Klaus Pfeffer hat Ferien, aber gerade ist er im Stress. Minuten nur noch, bis sich sein Hauptdarsteller am Set blicken lässt; noch einmal prüft Pfeffer Schärfe, Belichtung und Bildausschnitt. 77 Jahre ist er alt, Drehbuchautor, Kamera- und Tonmann in einem. Er zuckt, als sich ein dumpfes Grollen nähert: "Jetzt muss ich mich konzentrieren."

Auftritt Bernina-Express, Bahnhof Filisur, Gleis eins, Klappe, die erste.

Filisur, knapp 500 Einwohner auf halber Strecke zwischen Chur und St. Moritz, ist ein Pufferküsser-Nest. So nennt mancher Schweizer die Eisenbahnliebhaber, die sich fotografierend und filmend an den Gleisen positionieren. Menschen mit geschultertem Stativ, klobiger Kamera vor der Brust und Zugfahrplan in der Hand. Der taktet statt Sonnenaufgang und erstem Hahnenschrei das Leben im Ort. Kein Marktplatz, sondern der Bahnhof ist das Herz von Filisur.

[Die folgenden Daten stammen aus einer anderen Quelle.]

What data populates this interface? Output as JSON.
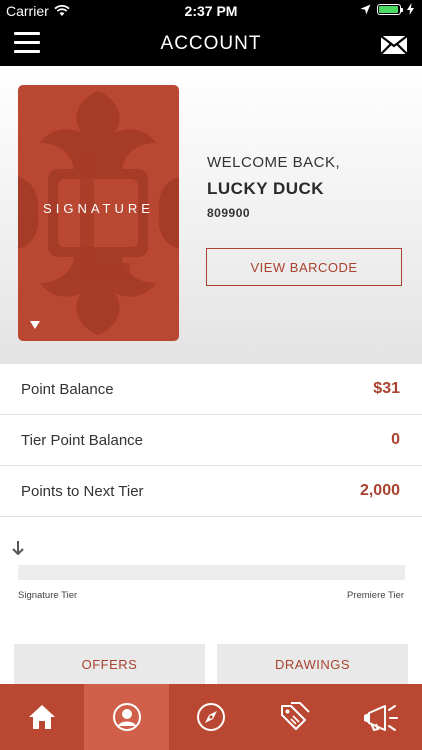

2008 hat die Unesco ein Stück der Albula- und Berninalinie der Rhätischen Bahn zum Weltkulturerbe erhoben - eine Auszeichnung, die sonst nur noch der österreichischen Semmeringbahn und der Darjeeling-Bahn in Indien zuteil wurde. Filisur, direkt an der 122 Kilometer langen Strecke von Thusis nach Tirano gelegen, ist seitdem Bahntouristen aus der ganzen Welt ein Begriff. In naher Umgebung überwindet die Bahn Viadukte, schlängelt sich durch Kehrtunnel hindurch und an steilen Felswänden entlang.

Für Trainspotter ist der Ort daher ein idealer Ausgangspunkt für Erkundungstouren: An einem Tag wandern sie oberhalb der Trasse durch wilde Schluchten Richtung Davos Wiesen; am nächsten fahren sie mit einem Panoramazug durch die Schweizer Alpen bis nach St. Moritz.

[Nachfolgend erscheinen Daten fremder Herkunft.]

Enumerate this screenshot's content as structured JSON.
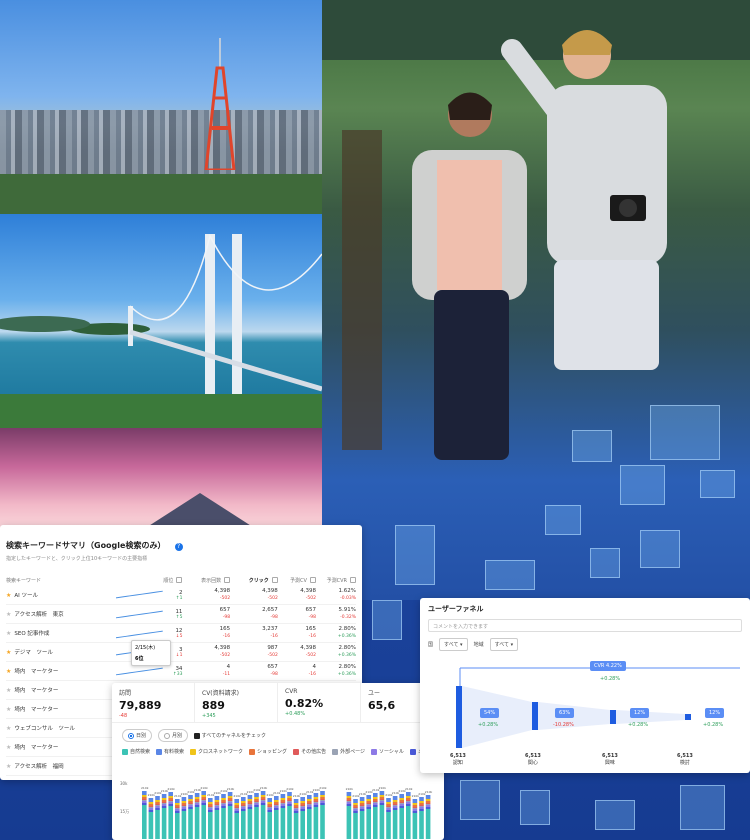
{
  "keyword_panel": {
    "title": "検索キーワードサマリ（Google検索のみ）",
    "subtitle": "指定したキーワードと、クリック上位10キーワードの主要指標",
    "columns": [
      "検索キーワード",
      "順位",
      "表示回数",
      "クリック",
      "予測CV",
      "予測CVR"
    ],
    "rows": [
      {
        "name": "AI ツール",
        "starred": true,
        "rank": "2",
        "rank_delta": "↑1",
        "impr": "4,398",
        "impr_delta": "-502",
        "clicks": "4,398",
        "clicks_delta": "-502",
        "cv": "4,398",
        "cv_delta": "-502",
        "cvr": "1.62%",
        "cvr_delta": "-0.03%"
      },
      {
        "name": "アクセス解析　東京",
        "starred": false,
        "rank": "11",
        "rank_delta": "↑5",
        "impr": "657",
        "impr_delta": "-98",
        "clicks": "2,657",
        "clicks_delta": "-98",
        "cv": "657",
        "cv_delta": "-98",
        "cvr": "5.91%",
        "cvr_delta": "-0.32%"
      },
      {
        "name": "SEO 記事作成",
        "starred": false,
        "rank": "12",
        "rank_delta": "↓5",
        "impr": "165",
        "impr_delta": "-16",
        "clicks": "3,237",
        "clicks_delta": "-16",
        "cv": "165",
        "cv_delta": "-16",
        "cvr": "2.80%",
        "cvr_delta": "+0.36%"
      },
      {
        "name": "デジマ　ツール",
        "starred": true,
        "rank": "3",
        "rank_delta": "↓1",
        "impr": "4,398",
        "impr_delta": "-502",
        "clicks": "987",
        "clicks_delta": "-502",
        "cv": "4,398",
        "cv_delta": "-502",
        "cvr": "2.80%",
        "cvr_delta": "+0.36%"
      },
      {
        "name": "埼内　マーケター",
        "starred": true,
        "rank": "34",
        "rank_delta": "↑33",
        "impr": "4",
        "impr_delta": "-11",
        "clicks": "657",
        "clicks_delta": "-98",
        "cv": "4",
        "cv_delta": "-16",
        "cvr": "2.80%",
        "cvr_delta": "+0.36%"
      },
      {
        "name": "埼内　マーケター",
        "starred": false,
        "rank": "",
        "rank_delta": "",
        "impr": "",
        "impr_delta": "",
        "clicks": "",
        "clicks_delta": "",
        "cv": "",
        "cv_delta": "",
        "cvr": "",
        "cvr_delta": ""
      },
      {
        "name": "埼内　マーケター",
        "starred": false,
        "rank": "",
        "rank_delta": "",
        "impr": "",
        "impr_delta": "",
        "clicks": "",
        "clicks_delta": "",
        "cv": "",
        "cv_delta": "",
        "cvr": "",
        "cvr_delta": ""
      },
      {
        "name": "ウェブコンサル　ツール",
        "starred": false,
        "rank": "",
        "rank_delta": "",
        "impr": "",
        "impr_delta": "",
        "clicks": "",
        "clicks_delta": "",
        "cv": "",
        "cv_delta": "",
        "cvr": "",
        "cvr_delta": ""
      },
      {
        "name": "埼内　マーケター",
        "starred": false,
        "rank": "",
        "rank_delta": "",
        "impr": "",
        "impr_delta": "",
        "clicks": "",
        "clicks_delta": "",
        "cv": "",
        "cv_delta": "",
        "cvr": "",
        "cvr_delta": ""
      },
      {
        "name": "アクセス解析　福岡",
        "starred": false,
        "rank": "",
        "rank_delta": "",
        "impr": "",
        "impr_delta": "",
        "clicks": "",
        "clicks_delta": "",
        "cv": "",
        "cv_delta": "",
        "cvr": "",
        "cvr_delta": ""
      }
    ],
    "tooltip": {
      "date": "2/15(木)",
      "rank": "6位"
    }
  },
  "metrics_panel": {
    "cards": [
      {
        "label": "訪問",
        "value": "79,889",
        "delta": "-48",
        "delta_color": "#e53935"
      },
      {
        "label": "CV(資料請求)",
        "value": "889",
        "delta": "+345",
        "delta_color": "#2e9e5b"
      },
      {
        "label": "CVR",
        "value": "0.82%",
        "delta": "+0.48%",
        "delta_color": "#2e9e5b"
      },
      {
        "label": "ユー",
        "value": "65,6",
        "delta": "",
        "delta_color": "#2e9e5b"
      }
    ],
    "toggle_daily": "日別",
    "toggle_monthly": "月別",
    "check_all": "すべてのチャネルをチェック",
    "channels": [
      {
        "label": "自然検索",
        "color": "#3cc3b5"
      },
      {
        "label": "有料検索",
        "color": "#5a86e6"
      },
      {
        "label": "クロスネットワーク",
        "color": "#f0c419"
      },
      {
        "label": "ショッピング",
        "color": "#e8743b"
      },
      {
        "label": "その他広告",
        "color": "#e05a5a"
      },
      {
        "label": "外部ページ",
        "color": "#9aa3b4"
      },
      {
        "label": "ソーシャル",
        "color": "#8d7ae6"
      },
      {
        "label": "メ",
        "color": "#4a5ad8"
      }
    ],
    "y_top_label": "30k",
    "y_mid_label": "15万",
    "bar_top_label": "210k"
  },
  "funnel_panel": {
    "title": "ユーザーファネル",
    "comment_placeholder": "コメントを入力できます",
    "filter1_label": "国",
    "filter1_value": "すべて",
    "filter2_label": "地域",
    "filter2_value": "すべて",
    "cvr_label": "CVR 4.22%",
    "cvr_delta": "+0.28%",
    "steps": [
      {
        "rate": "54%",
        "delta": "+0.28%",
        "delta_color": "#2e9e5b",
        "count": "6,513",
        "name": "認知"
      },
      {
        "rate": "63%",
        "delta": "-10.28%",
        "delta_color": "#e53935",
        "count": "6,513",
        "name": "関心"
      },
      {
        "rate": "12%",
        "delta": "+0.28%",
        "delta_color": "#2e9e5b",
        "count": "6,513",
        "name": "興味"
      },
      {
        "rate": "12%",
        "delta": "+0.28%",
        "delta_color": "#2e9e5b",
        "count": "6,513",
        "name": "検討"
      }
    ],
    "first_count": "6,513",
    "first_name": "認知"
  }
}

"Die Leute kommen aus Amerika, Kanada, ja sogar Australien hierher", sagt Anna Uffer. Die 52-Jährige führt gemeinsam mit ihrem Mann Reto ein Hotel mit Namen Grischuna, Bahnhofsgegend, keine fünf Meter von den Gleisen entfernt. Bestlage. Näher kann man dem Glacier- oder Bernina-Express nun wirklich kaum sein. Am beliebtesten sind die Balkonzimmer zur Trasse, Nordseite, aber um Sonne geht es ja nicht.

Einer, der seit 1989 Urlaub im Grischuna macht, ist Manfred Luckmann. Gut 300 Kilometer von Filisur entfernt wohnt er in einer Dachgeschosswohnung im Münchner Westen - doch in Gedanken ist der 61-Jährige jeden Tag in dem Schweizer Dorf. In seiner Wohnung hängen Drucke der roten Bahnen, 25.000 Dias, schätzt Luckmann, lagern zudem im Schrank. Schmalspurbahnen wie die Rhätische Bahn sind selten, deshalb faszinieren sie Menschen wie Luckmann besonders.

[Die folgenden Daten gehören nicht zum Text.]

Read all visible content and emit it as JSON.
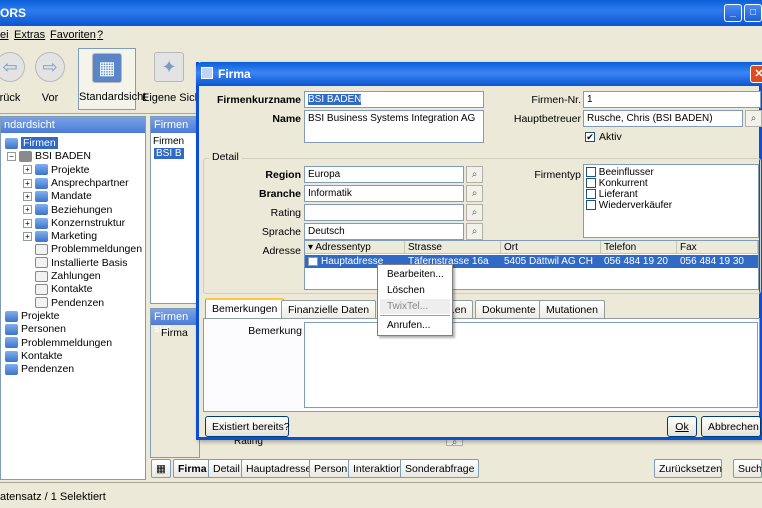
{
  "main_window": {
    "title": "ORS",
    "title_buttons": [
      "_",
      "□"
    ]
  },
  "menu": [
    "ei",
    "Extras",
    "Favoriten",
    "?"
  ],
  "toolbar": {
    "buttons": [
      {
        "label": "rück",
        "icon": "back-arrow-icon",
        "glyph": "⇦"
      },
      {
        "label": "Vor",
        "icon": "forward-arrow-icon",
        "glyph": "⇨"
      },
      {
        "label": "Standardsicht",
        "icon": "standard-view-icon",
        "glyph": "▦"
      },
      {
        "label": "Eigene Sicht",
        "icon": "custom-view-icon",
        "glyph": "✦"
      }
    ]
  },
  "left_panel": {
    "header": "ndardsicht",
    "tree": [
      {
        "label": "Firmen",
        "icon": "folder",
        "selected": true
      },
      {
        "label": "BSI BADEN",
        "icon": "building"
      },
      {
        "label": "Projekte",
        "icon": "folder"
      },
      {
        "label": "Ansprechpartner",
        "icon": "folder"
      },
      {
        "label": "Mandate",
        "icon": "folder"
      },
      {
        "label": "Beziehungen",
        "icon": "folder"
      },
      {
        "label": "Konzernstruktur",
        "icon": "folder"
      },
      {
        "label": "Marketing",
        "icon": "folder"
      },
      {
        "label": "Problemmeldungen",
        "icon": "doc"
      },
      {
        "label": "Installierte Basis",
        "icon": "doc"
      },
      {
        "label": "Zahlungen",
        "icon": "doc"
      },
      {
        "label": "Kontakte",
        "icon": "doc"
      },
      {
        "label": "Pendenzen",
        "icon": "doc"
      },
      {
        "label": "Projekte",
        "icon": "folder"
      },
      {
        "label": "Personen",
        "icon": "folder"
      },
      {
        "label": "Problemmeldungen",
        "icon": "folder"
      },
      {
        "label": "Kontakte",
        "icon": "folder"
      },
      {
        "label": "Pendenzen",
        "icon": "folder"
      }
    ]
  },
  "middle_panel": {
    "header": "Firmen",
    "column": "Firmen",
    "row": "BSI B",
    "search_header": "Firmen suc",
    "search_label": "Firma",
    "rating_label": "Rating"
  },
  "bottom_bar": {
    "buttons": [
      "Firma",
      "Detail",
      "Hauptadresse",
      "Person",
      "Interaktion",
      "Sonderabfrage",
      "Zurücksetzen",
      "Suche"
    ]
  },
  "statusbar": "atensatz / 1 Selektiert",
  "dialog": {
    "title": "Firma",
    "labels": {
      "kurzname": "Firmenkurzname",
      "name": "Name",
      "firmen_nr": "Firmen-Nr.",
      "hauptbetreuer": "Hauptbetreuer",
      "aktiv": "Aktiv",
      "detail_group": "Detail",
      "region": "Region",
      "branche": "Branche",
      "rating": "Rating",
      "sprache": "Sprache",
      "adresse": "Adresse",
      "firmentyp": "Firmentyp"
    },
    "values": {
      "kurzname": "BSI BADEN",
      "name": "BSI Business Systems Integration AG",
      "firmen_nr": "1",
      "hauptbetreuer": "Rusche, Chris (BSI BADEN)",
      "aktiv": true,
      "region": "Europa",
      "branche": "Informatik",
      "rating": "",
      "sprache": "Deutsch"
    },
    "firmentyp": [
      "Beeinflusser",
      "Konkurrent",
      "Lieferant",
      "Wiederverkäufer"
    ],
    "address_table": {
      "columns": [
        "Adressentyp",
        "Strasse",
        "Ort",
        "Telefon",
        "Fax"
      ],
      "rows": [
        [
          "Hauptadresse",
          "Täfernstrasse 16a",
          "5405 Dättwil AG CH",
          "056 484 19 20",
          "056 484 19 30"
        ]
      ]
    },
    "context_menu": [
      "Bearbeiten...",
      "Löschen",
      "TwixTel...",
      "Anrufen..."
    ],
    "tabs": [
      "Bemerkungen",
      "Finanzielle Daten",
      "...en",
      "Dokumente",
      "Mutationen"
    ],
    "bemerkung_label": "Bemerkung",
    "buttons": {
      "exists": "Existiert bereits?",
      "ok": "Ok",
      "cancel": "Abbrechen"
    }
  },
  "colors": {
    "titlebar": "#0A5FD9",
    "selection": "#316AC5",
    "window_bg": "#ECE9D8",
    "close": "#E04A1F"
  }
}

"Da ist jeder Zug eine eigene Komposition", sagt er. Mit vier Jahren bekam Luckmann eine Modelleisenbahn, heute teilt er sich mit zwei Bekannten eine riesige Anlage: 30 Meter Strecke, Bahnhöfe, Kehrschleife und ein Rangierbahnhof als Parkplatz für die Züge, allesamt, versteht sich, Rhätische Bahn. Am liebsten bastele er kleine Idyllen: ein Bauer, der vor seinem Traktor steht, Vater und Sohn auf Bahnurlaub. Manfred Luckmann sagt: "Man schafft sich seine eigene heile Welt." Klein-Graubünden für daheim.

Als ihm die Bastelei nicht mehr reichte, kam dem Informatiker eine Idee: Während eines Urlaubs montierte er auf einem Balkon des Grischuna eine Webcam, per Computer blickt er seither regelmäßig ein paar Minuten lang nach Filisur. Mit ihm besuchen täglich mehr als tausend Menschen die Internetseite. Ab und an sieht man dort, wie Angelo di Caro über die Gleise vor Filisur stapft, einen Mann, der dafür sorgt, dass die Welt der Schienen heil bleibt.

52 Jahre ist er alt, Hände wie Schaufeln, die Haut sonnengegerbt. Seit elf Jahren arbeitet er als Streckenwärter, kontrolliert dreimal pro Woche einen Abschnitt. Er mag die Trainspotter, kennt manche gar mit NamenWie stets trägt er Sicherheitskleidung in leuchtendem Orange, so können ihn die Lokführer rechtzeitig sehen. Für heute hat er die Etappe von Davos Platz nach Filisur fast geschafft, 20 Kilometer, 17 Tunnel, Weichen, Wasserfälle, das Wiesner Viadukt.

Er wischt sich den Schweiß von den Schläfen, als er in der Nachmittagssonne den Bahnhof von Filisur erreicht, nach neun Stunden und 21 Zügen, die an ihm vorbeigedonnert sind.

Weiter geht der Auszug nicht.